THE 2020 Sinulog is not the first time when hotels in Cebu City and the neighboring cities charge exhorbitant rates. But it may be the first time when they will be losing money in spite of the jacked-up prices.
If I were Mayor Edgardo Labella, I will not bother appealing to the hotel owners to not bloat their room rates for the duration of the festivals. Similar appeals have been made by his predecessors in the past but they all fell on deaf ears.
You know what their answer was? They were not guilty of manipulating anything; it was the law of supply and demand at work so let the market forces decide.
That was when supply could not meet the demand. There were not enough rooms to accommodate Sinulog visitors so not only did the guest have to book in advance, he had to swallow paying the new room rates that were twice, even more, than the regular ones.
Apparently, it is not so anymore. Not only have new hotels opened, the Airbnb is eating into the market. Hotel operators are complaining that Airbnb enjoys unfair advantage over them because they don’t pay taxes. That is a legitimate complaint that should be looked into. Every player should be on equal footing. And then let the market forces decide?

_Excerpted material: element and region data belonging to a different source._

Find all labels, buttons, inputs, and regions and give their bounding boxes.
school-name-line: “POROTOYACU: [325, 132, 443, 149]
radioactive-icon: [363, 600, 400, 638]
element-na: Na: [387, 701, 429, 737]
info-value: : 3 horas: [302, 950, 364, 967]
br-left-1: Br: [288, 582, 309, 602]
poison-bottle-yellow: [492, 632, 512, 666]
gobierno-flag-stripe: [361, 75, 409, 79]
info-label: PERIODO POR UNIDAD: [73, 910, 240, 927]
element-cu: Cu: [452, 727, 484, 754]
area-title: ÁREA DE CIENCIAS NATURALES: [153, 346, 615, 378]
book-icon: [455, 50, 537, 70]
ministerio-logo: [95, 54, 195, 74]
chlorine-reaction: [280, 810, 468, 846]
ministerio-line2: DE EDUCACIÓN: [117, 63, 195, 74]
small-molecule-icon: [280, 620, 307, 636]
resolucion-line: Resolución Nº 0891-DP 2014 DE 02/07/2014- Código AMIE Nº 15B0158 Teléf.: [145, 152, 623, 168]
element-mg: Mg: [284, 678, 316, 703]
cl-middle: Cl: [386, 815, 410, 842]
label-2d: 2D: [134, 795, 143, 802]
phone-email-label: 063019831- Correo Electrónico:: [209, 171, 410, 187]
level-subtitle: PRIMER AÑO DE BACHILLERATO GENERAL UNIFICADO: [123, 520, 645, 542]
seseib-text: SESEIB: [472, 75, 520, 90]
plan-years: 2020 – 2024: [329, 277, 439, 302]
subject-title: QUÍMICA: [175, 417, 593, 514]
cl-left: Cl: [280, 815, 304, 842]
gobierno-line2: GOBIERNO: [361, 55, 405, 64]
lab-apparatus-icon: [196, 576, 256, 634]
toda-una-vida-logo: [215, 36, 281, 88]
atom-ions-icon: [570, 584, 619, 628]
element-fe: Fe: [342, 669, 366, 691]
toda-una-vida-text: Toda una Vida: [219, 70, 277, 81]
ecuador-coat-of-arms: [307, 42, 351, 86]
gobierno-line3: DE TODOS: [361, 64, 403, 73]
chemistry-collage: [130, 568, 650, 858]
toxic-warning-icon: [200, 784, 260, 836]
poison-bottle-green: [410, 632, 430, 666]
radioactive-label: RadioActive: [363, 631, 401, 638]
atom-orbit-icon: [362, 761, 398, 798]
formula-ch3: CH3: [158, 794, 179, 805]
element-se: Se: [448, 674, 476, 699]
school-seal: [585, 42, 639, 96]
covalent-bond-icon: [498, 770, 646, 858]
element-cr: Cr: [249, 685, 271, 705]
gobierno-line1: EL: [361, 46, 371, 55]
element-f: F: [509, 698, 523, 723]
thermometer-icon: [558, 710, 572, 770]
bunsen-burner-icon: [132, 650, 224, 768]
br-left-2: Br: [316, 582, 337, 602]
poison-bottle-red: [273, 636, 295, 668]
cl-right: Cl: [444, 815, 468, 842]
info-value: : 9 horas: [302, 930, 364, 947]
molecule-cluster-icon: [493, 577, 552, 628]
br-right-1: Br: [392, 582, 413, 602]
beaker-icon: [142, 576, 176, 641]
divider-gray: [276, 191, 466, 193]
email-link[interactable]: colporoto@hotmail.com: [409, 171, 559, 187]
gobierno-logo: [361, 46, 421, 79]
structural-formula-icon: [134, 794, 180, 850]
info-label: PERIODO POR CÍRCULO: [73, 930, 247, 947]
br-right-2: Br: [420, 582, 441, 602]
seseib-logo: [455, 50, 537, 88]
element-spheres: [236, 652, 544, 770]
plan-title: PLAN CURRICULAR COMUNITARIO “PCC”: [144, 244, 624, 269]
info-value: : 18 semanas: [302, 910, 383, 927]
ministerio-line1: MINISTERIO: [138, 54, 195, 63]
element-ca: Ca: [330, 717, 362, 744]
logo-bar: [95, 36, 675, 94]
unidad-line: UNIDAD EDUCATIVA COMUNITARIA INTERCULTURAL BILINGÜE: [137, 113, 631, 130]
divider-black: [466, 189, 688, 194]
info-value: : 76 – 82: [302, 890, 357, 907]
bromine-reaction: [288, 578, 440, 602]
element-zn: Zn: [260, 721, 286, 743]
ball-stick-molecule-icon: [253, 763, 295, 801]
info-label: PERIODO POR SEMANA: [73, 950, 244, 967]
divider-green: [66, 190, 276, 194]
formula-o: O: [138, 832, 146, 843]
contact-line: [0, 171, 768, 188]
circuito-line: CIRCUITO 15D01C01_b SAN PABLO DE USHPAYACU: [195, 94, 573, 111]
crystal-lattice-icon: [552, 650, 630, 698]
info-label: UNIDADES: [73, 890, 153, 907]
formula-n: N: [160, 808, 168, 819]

Still on the Sinulog, what’s this I hear that the right to sell food inside the Cebu City Sports Center during the Sinulog has been awarded exclusively to a Manila-based meat processing company? Isn’t there still a ban ordered by Gov. Gwen Garcia on hogs and hog products coming from Luzon, which although not binding on Cebu City, should be regarded with courtesy and respect? Or will the Manila processor refrain from selling pork products?
One day between Christmas and yearend last year, rockets rained down on a military base in Iraq, killing an American contractor and wounding four American and two Iraqi soldiers. An Iranian-backed militia was suspected of having launched the attack.
Two days later, US warplanes retaliated by attacking pro-Iran militia bases in Iraq and Syria, killing 24 militia men.
In response, pro-Iranian demonstrators, many of them armed, laid siege on the American embassy in Baghdad, burning guard posts and the reception building and trapping diplomats inside for more than 24 hours.
Three days after the siege ended, an American drone struck two cars as they were leaving the Baghdad International Airport, killing all the occupants including the principal target, Iranian Maj. Gen. Qassim Suleimani, who was accused by the US government of masterminding terrorist attacks but who was a legendary figure in Iran.
Five days later, Iran fired more than 20 ballistic missiles at military bases in Iraq that were known to house US troops. There were no casualties from the attacks, US President Trump claimed. Iran’s Supreme Leader Ayatollah Ali Khamenie said the missile strikes were a “slap on the face’ of the Americans.
Happily, at least for now, the threat to world peace brought about by the confrontation appears to have eased off with the Iranian leader proclaiming that they did not want war and Trump declaring that he is ready to embrace peace. But why did they trade bombs and threats in the first place?